AS COLLEGE spending on football spins out of control, the Patriot League is to be cheered for not caving in to competitive envy and boosterism. The presidents of the seven colleges and universities in the league, which include Worcester’s Holy Cross, last week tabled until 2012 a decision on whether to allow football scholarships. They should not, and the colleges and universities should open up any scholarship money that would have gone exclusively to football players to all students, based on need or academic performance.
The Patriot League currently allows athletic scholarships in other sports, but football requires so many more players that scholarships have not been allowed since the league came into existence in 1986. Even without scholarships and being far from the klieg lights of televised bowl games, Patriot League football costs more than $4 million a year for some of its teams. League member Fordham, seeking to be more competitive, broke ranks to grant football scholarships. It did so at the short-term risk of being banned from the league championship or post-season play, clearly believing the rest of the league would swiftly follow suit.
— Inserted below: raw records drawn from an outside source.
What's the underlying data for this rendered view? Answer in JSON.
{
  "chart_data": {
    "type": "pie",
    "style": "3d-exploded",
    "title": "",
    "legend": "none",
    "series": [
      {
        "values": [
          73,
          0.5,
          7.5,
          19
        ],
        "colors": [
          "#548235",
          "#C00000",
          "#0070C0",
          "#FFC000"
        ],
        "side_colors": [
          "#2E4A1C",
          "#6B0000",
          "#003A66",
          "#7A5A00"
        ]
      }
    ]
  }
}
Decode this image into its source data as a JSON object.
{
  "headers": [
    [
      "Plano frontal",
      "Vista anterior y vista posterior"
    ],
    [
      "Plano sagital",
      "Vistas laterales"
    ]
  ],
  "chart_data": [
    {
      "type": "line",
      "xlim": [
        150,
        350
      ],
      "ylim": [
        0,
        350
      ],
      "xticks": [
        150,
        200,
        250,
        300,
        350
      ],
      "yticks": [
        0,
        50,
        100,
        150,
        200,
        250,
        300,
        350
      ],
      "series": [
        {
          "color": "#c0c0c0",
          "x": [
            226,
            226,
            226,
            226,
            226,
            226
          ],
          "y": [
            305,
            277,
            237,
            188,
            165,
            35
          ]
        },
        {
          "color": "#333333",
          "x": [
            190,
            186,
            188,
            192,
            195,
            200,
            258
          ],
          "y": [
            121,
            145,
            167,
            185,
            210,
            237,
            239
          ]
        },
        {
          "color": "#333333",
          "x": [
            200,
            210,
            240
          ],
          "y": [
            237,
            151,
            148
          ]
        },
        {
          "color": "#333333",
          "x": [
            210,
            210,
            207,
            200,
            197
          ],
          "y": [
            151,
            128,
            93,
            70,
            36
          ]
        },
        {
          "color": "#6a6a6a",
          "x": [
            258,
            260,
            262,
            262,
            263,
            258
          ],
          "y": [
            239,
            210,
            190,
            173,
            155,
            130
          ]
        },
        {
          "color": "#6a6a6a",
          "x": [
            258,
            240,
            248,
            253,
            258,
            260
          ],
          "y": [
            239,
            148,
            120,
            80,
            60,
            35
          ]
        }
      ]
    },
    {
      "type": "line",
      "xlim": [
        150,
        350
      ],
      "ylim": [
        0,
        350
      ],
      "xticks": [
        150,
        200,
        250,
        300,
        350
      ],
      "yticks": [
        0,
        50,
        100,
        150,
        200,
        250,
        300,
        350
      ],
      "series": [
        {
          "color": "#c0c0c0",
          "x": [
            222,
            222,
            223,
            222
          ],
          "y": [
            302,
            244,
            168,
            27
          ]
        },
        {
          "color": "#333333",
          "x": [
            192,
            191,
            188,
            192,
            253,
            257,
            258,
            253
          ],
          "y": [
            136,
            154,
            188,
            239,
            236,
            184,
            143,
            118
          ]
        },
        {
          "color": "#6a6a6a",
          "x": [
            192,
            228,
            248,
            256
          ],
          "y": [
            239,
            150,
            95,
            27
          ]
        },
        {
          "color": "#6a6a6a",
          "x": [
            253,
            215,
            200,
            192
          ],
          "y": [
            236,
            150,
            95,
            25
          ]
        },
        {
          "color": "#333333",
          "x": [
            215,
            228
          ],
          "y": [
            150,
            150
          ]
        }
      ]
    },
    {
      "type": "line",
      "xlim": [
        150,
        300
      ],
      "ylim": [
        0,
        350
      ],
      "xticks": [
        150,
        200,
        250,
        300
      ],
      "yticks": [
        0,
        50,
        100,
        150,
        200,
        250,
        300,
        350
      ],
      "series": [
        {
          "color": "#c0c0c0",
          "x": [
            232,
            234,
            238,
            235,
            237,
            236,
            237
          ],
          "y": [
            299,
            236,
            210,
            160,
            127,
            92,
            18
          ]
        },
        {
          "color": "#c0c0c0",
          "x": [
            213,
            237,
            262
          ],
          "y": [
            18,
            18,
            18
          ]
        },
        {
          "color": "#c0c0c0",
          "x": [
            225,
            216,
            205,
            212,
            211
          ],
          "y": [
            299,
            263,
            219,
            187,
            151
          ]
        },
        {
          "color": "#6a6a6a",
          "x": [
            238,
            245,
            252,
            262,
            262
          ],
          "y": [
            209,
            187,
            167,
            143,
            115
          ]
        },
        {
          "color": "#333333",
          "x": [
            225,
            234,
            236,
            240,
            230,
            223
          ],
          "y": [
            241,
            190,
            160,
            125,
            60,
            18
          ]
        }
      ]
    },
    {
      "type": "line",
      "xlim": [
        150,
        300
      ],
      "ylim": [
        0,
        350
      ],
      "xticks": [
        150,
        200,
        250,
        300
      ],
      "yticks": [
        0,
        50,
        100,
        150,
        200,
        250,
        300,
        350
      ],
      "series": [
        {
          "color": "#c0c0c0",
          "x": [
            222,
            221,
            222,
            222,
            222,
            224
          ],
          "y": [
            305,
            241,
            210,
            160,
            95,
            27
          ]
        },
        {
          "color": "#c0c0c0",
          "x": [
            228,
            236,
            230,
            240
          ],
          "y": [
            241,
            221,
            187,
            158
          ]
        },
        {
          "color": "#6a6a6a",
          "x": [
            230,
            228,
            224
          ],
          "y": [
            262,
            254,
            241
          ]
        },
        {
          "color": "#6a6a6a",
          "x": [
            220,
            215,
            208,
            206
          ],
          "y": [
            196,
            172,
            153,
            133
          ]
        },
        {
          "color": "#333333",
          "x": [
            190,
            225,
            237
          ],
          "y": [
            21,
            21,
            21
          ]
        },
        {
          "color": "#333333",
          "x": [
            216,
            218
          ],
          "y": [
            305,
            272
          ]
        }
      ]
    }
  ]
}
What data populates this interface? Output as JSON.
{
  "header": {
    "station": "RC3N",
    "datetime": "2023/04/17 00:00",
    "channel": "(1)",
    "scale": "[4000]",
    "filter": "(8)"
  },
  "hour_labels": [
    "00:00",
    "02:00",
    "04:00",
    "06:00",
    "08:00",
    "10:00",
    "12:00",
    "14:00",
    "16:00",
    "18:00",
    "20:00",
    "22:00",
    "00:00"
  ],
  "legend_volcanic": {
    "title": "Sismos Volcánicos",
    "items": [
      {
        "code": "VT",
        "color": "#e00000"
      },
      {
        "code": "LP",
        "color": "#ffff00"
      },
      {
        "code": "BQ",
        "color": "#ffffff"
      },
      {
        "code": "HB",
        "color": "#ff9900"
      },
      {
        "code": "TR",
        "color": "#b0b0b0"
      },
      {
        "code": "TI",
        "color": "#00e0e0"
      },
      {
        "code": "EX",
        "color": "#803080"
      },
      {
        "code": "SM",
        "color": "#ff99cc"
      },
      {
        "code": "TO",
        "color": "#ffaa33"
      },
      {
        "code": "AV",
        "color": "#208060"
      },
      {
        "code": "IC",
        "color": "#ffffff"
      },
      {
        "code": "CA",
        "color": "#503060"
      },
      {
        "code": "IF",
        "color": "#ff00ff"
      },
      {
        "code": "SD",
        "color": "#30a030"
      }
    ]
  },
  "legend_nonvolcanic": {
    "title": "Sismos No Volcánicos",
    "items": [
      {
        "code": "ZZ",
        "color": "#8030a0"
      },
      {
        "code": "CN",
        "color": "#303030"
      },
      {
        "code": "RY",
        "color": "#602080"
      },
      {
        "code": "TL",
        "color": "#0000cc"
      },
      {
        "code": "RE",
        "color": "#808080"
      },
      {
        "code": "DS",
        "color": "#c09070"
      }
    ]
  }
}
Indeed, several Patriot League football coaches and athletic directors clamored for scholarships, saying they were tired of being beaten badly in non-conference games by scholarship schools.
But the Patriot League has benefited in many ways by not giving scholarships, which have so upped the competitive ante that come colleges and universities function like semi-pro teams — at a cost to academics. By contrast, the football-player graduation rates of the Patriot League teams of Holy Cross, Lafayette, Colgate, and Bucknell range between 90 and 99 percent. Preserving that sense of balance between football and study was clearly on the mind of Lafayette President Dan Weiss who, despite bitter criticism from boosters, became the voice of opposition to football scholarships. Weiss said, “I don’t think that it’s appropriate at this time in the life of this college to be putting more money into football when there are other programs and needs that are more pressing.’’
His voice carried the day as the presidents did not approve scholarships this time around. The stated mission of the Patriot League is to promote athletics “within a context that holds paramount the high academic standards and integrity of member institutions.’’ While boosters dream of championships and sky boxes, Weiss refused to be boxed in. He and the other presidents deserve credit for upholding the league’s sense of priorities.